Dealing with the death penalty

The first murder in 100 years

Sarina Tracy
Journal Staff

“Two wrongs do not make a right,” is a proverb that most kids can trace back to their childhood. In this day and age, however, it seems as if our government’s “mom” is missing, because this message has yet to infiltrate their judicial policies.  I am referring to the ever-controversial death penalty.

At 9:13 p.m. on September 23, 41-year-old Teresa Lewis was executed in the Greensville Correction Center, in Jarratt, Virginia. She was the alleged architect of the plan to murder her husband and stepson, carried out by two gunmen in 2002. The two gunmen were spared the capital sentence and received life without parole. Lewis, however, received capital punishment, or the more aptly named “death penalty.” She was the first woman to be executed in Virginia in nearly a century.

One of many concerns in this case was the fact that Teresa Lewis had been diagnosed with borderline mental retardation. In 2002, the US Supreme Court forbade the execution of the mentally retarded, but since Lewis was found to have an IQ two points above Virginia’s determination of mental retardation, neither the governor nor the Supreme Court stepped in to defend these exceptional circumstances.

Before the execution, Richard Dieter, Executive Director of the Death Penalty Information Center exhibited his frustration. “It would be grossly unfair,” he said, “if the one person among those involved who is probably the least danger to society, who is certainly not guiltier than those who carried out the murders, and whose disabilities call out for mercy, is the only person scheduled to die for this crime.” His plea fell on deaf ears.

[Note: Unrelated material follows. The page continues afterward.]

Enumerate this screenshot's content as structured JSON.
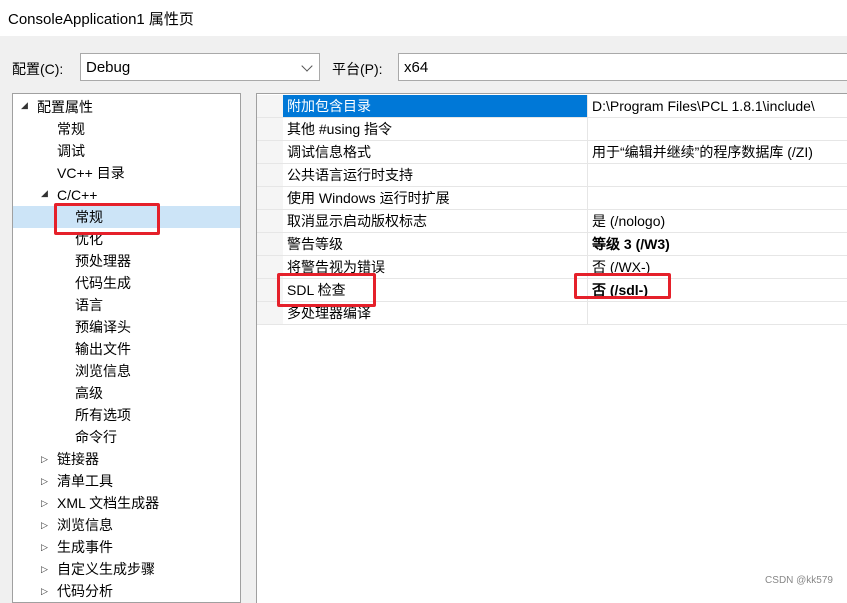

Teresa Lewis’ last words were, “I just want Kathy to know I love her. And I am very sorry.”

Amnesty International defines the death penalty as “the ultimate denial of human rights.”  Killing a person in exchange for the crimes they have committed seems to inherently negate the principles of humanity that our country fights so hard to protect: life, and the protection of it. To suggest killing as a resolution, or even a consolation prize for the crime committed, is incredibly incoherent and embarrassing.

Not only is capital punishment contradictory, but it is an incredibly faulty practice. Since 1976, 82 inmates have been freed from death row in the United States. That ends up being one death row inmate wrongfully convicted for every seven executed. What is more frightening are the methods used to execute. Lethal injection is the standard method in use, although death by electrocution, hanging, firing squads and gas chambers are still available options for certain states in our country.

The cost of using capital punishment verses life in prison is astronomical: about $1.9 million dollars more, in fact. Would it not be more logical for all states in our country to stop this, especially in our economic recession? Are we stuck in the primitive ideology of “an eye for an eye?” Is death a more adequate form of justice than a long, disgusting life in prison? Frankly, I do not believe murderers deserve the same finale that we use when putting down the beloved family dog.

My suggestion is to abolish the death penalty. Not only is it a barbaric practice – one that our country does not need – it is a morally fragmented one. Two wrongs do not make a right. The government needs to understand that justice in the form of reciprocal death is not justice. It is the antithesis of liberty, human life, and an unfortunate ending to an already sad story.